Sua principal vantagem, segundo cientistas, está na rapidez de fabricação, que pode ser crucial para conter futuras pandemias.
Os contratos americanos estavam sob responsabilidade da Barda (Autoridade de Pesquisa e Desenvolvimento Biomédico Avançado), órgão ligado ao Departamento de Saúde e Serviços Humanos (HHS).
O secretário de Saúde trumpista, Robert F. Kennedy Jr., que tem histórico de descrença em relação a imunizantes, defendeu o corte. Sem evidências, disse que o mRNA “não protege eficazmente contra infecções do trato respiratório superior, como Covid e gripe”. Em nota oficial, sustentou que sua equipe “revisou a ciência, ouviu os especialistas e agiu”.
O HHS informou que a verba será redirecionada para o desenvolvimento de “plataformas de vacinas mais seguras e abrangentes, que permanecem eficazes mesmo com a mutação dos vírus”. Alguns contratos em fase final, como os da Arcturus e da Amplitude, foram mantidos.

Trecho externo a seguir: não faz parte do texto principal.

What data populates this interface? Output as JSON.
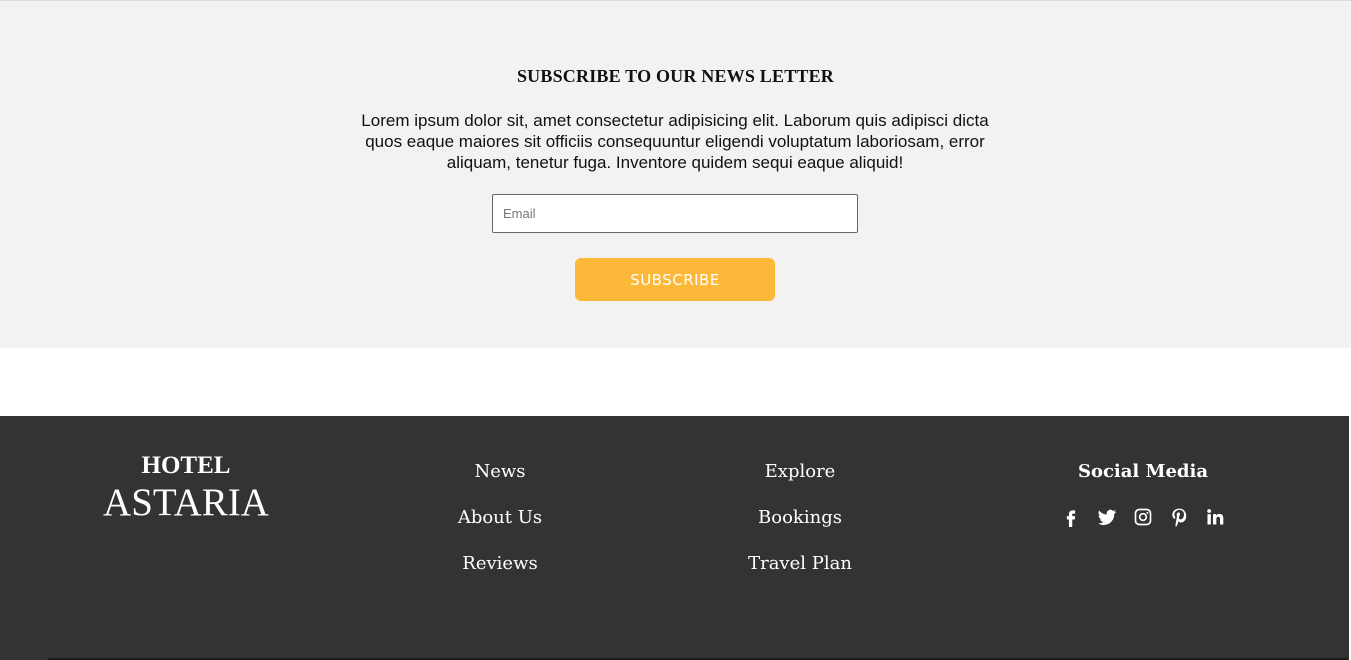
{
  "newsletter": {
    "title": "SUBSCRIBE TO OUR NEWS LETTER",
    "text": "Lorem ipsum dolor sit, amet consectetur adipisicing elit. Laborum quis adipisci dicta quos eaque maiores sit officiis consequuntur eligendi voluptatum laboriosam, error aliquam, tenetur fuga. Inventore quidem sequi eaque aliquid!",
    "email_placeholder": "Email",
    "email_value": "",
    "subscribe_label": "SUBSCRIBE",
    "accent_color": "#fbb839"
  },
  "footer": {
    "brand_top": "HOTEL",
    "brand_main": "ASTARIA",
    "links_col1": [
      "News",
      "About Us",
      "Reviews"
    ],
    "links_col2": [
      "Explore",
      "Bookings",
      "Travel Plan"
    ],
    "social_title": "Social Media",
    "social_icons": [
      "facebook-icon",
      "twitter-icon",
      "instagram-icon",
      "pinterest-icon",
      "linkedin-icon"
    ],
    "background_color": "#333333"
  }
}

O governo também instruiu a GHIC (Global Health Investment Corporation), que administra o fundo Barda Ventures, a suspender qualquer novo aporte em tecnologias de mRNA. “Deixem-me ser absolutamente claro: o HHS apoia vacinas seguras e eficazes para todos os norte-americanos que as desejam. É por isso que estamos superando as limitações do mRNA e investindo em soluções melhores”, afirmou Kennedy.
O corte da gestão republicana intensifica a disseminação de desinformação pelo governo Trump. Além disso, o discurso vigente na Casa Branca tem ampliado a descrença em relação às vacinas nos Estados Unidos, o que tem prejudicado campanhas de imunização.